The launch of the risk structure compensation based on morbidity risk has been a decisive step in the statutory health insurance market. The change from competition in contributions to competition in performance that is currently taking place also requires new approaches in cross-sectoral data analysis. The objective is to achieve a valid basis for decision making, based on which a balance can be created between the topics securing of revenues and expense control. With the innovas suite for morbidity and risk management we support the statutory health insurance companies in living up to the new type of competition.
Besides the BVA-Grouper, the innovas suite for morbidity and risk management comprises the following products: innoAnalyzer, innovas Morbi-RSA Grouper, ReGrouper, KOLUMBUS Morbi-RSA, 106-Check (software product of our partner Global Side), and innovas HM. So the innovas suite encompasses the entire range of anticipated analyses, shows operative options for action according to both formal and competition-relevant criteria, and, with its closely intertwined modules, represents a complete functional value creation chain.
In the field of securing revenues we have placed the focus on excluding structural errors, inaccurate or incomplete data, and thus to avoid the resulting disadvantages in allocations from the Health Fund in a prospective manner. By means of retrospective data analysis as to data quality we foster aspects of strategic orientation of health insurance companies. In doing so, we pursue the objective to create optimum options for the health insurance company in compliance with rules and legal foundations. innovas expressly dissociates itself from all aspects of retroactive "up- or rightcoding".
In the field of expense control our focus is on the improvement of the relative state of health of the insured in the medium and long term. In the field of health care management we support case managers from the health insurance company by targeted control measures in order to reduce the risks of inappropriate care, overprovision and underprovision that particularly occur at the sector transition points. We foster cooperative approaches with care providers, topics like registration of vital parameters for pursuing successes in prevention and the function integration with the billing audit.
The operative systems (KOLUMBUS Morbi-RSA, innovas HM) of the innovas suite for morbidity and risk management are based on a state-of-the-art service-oriented architecture (SOA), the technological basis of which is Java. In the field of anticipated analysis (innoAnalyzer) the product is based on IBM Cognos. The groupers it is based on (innovas Morbi-Grouper und ReGrouper) are Java applications, which, besides of functional concepts of the analysis tool, can also build on other BI solutions.
The innovas suite for morbidity and risk management addresses insurance companies, associations, service providers and consulting companies in the market of the statutory health insurance.

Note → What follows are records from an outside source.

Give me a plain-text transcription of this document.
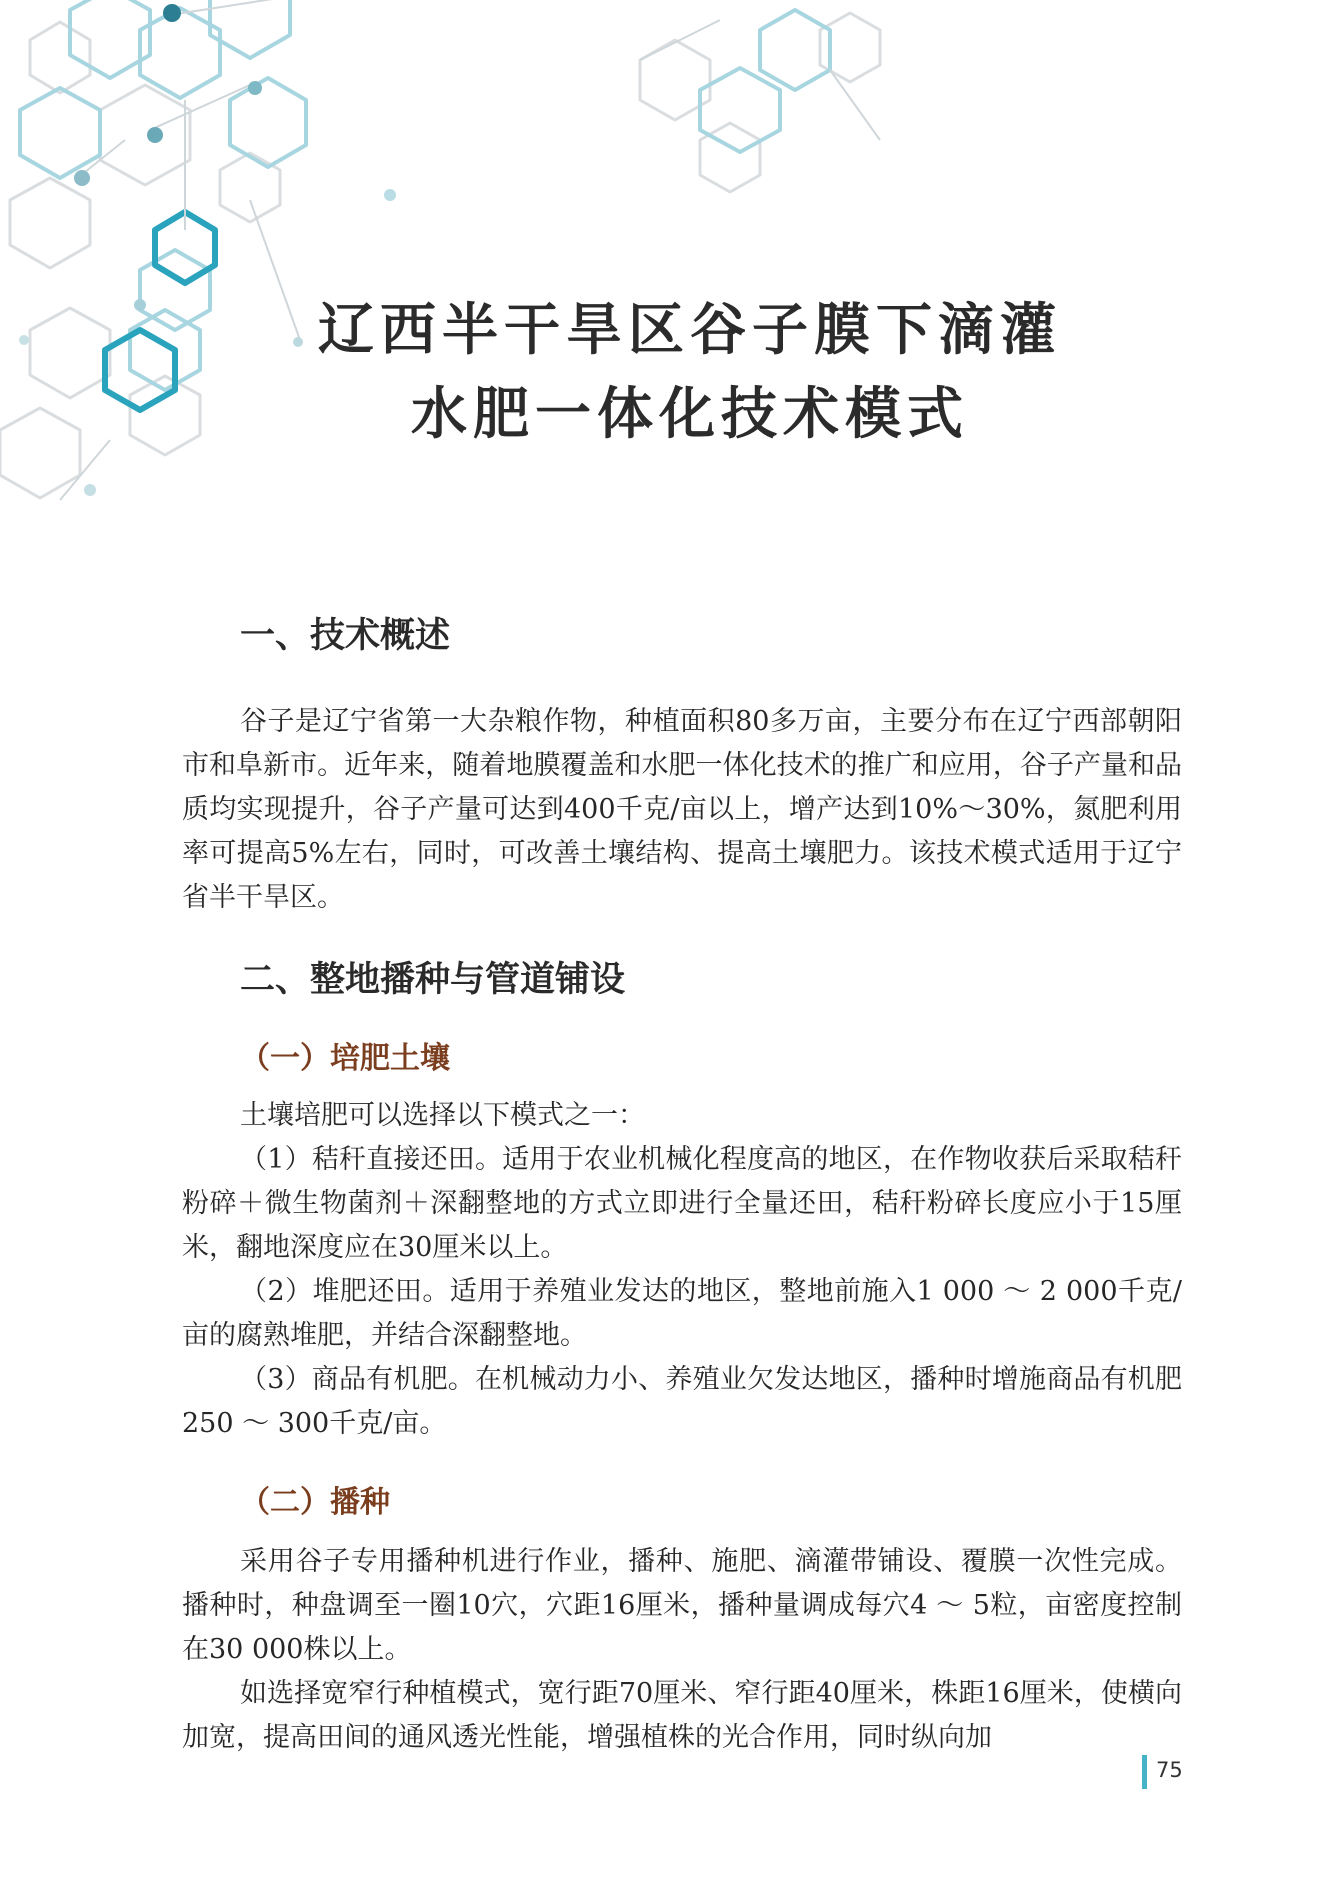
辽西半干旱区谷子膜下滴灌
水肥一体化技术模式
一、技术概述
谷子是辽宁省第一大杂粮作物，种植面积80多万亩，主要分布在辽宁西部朝阳市和阜新市。近年来，随着地膜覆盖和水肥一体化技术的推广和应用，谷子产量和品质均实现提升，谷子产量可达到400千克/亩以上，增产达到10%～30%，氮肥利用率可提高5%左右，同时，可改善土壤结构、提高土壤肥力。该技术模式适用于辽宁省半干旱区。
二、整地播种与管道铺设
（一）培肥土壤
土壤培肥可以选择以下模式之一：
（1）秸秆直接还田。适用于农业机械化程度高的地区，在作物收获后采取秸秆粉碎＋微生物菌剂＋深翻整地的方式立即进行全量还田，秸秆粉碎长度应小于15厘米，翻地深度应在30厘米以上。
（2）堆肥还田。适用于养殖业发达的地区，整地前施入1 000 ～ 2 000千克/亩的腐熟堆肥，并结合深翻整地。
（3）商品有机肥。在机械动力小、养殖业欠发达地区，播种时增施商品有机肥250 ～ 300千克/亩。
（二）播种
采用谷子专用播种机进行作业，播种、施肥、滴灌带铺设、覆膜一次性完成。播种时，种盘调至一圈10穴，穴距16厘米，播种量调成每穴4 ～ 5粒，亩密度控制在30 000株以上。
如选择宽窄行种植模式，宽行距70厘米、窄行距40厘米，株距16厘米，使横向加宽，提高田间的通风透光性能，增强植株的光合作用，同时纵向加
75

Dependent on the size of the respective clients and the technologies already in use at their premises, the individual products can be used as a complete solution or alternatively as a pattern and modular system. We elaborate the most efficient integration solution jointly with our clients in tangible client projects.
With certain insured persons, analysis with the innoAnalyzer indicates non-encrypted allocation-relevant diagnoses. The set of rules and standards delivered with the innoAnalyzer (here: "Reverse Engineering Pharma") serves as a reference source. Part of the insured is inscribed in the DMP program and may be contacted. This measure results in a voluntary participation in a health care program (controlled by innovas HM). The program enables future care in compliance with the guidelines (expense control) for insured persons showing suspicious courses of treatment, and, thanks to its diagnosis-specific intervention, ensures adequate allocation by means of correct encryption by the care providers in a prospective manner.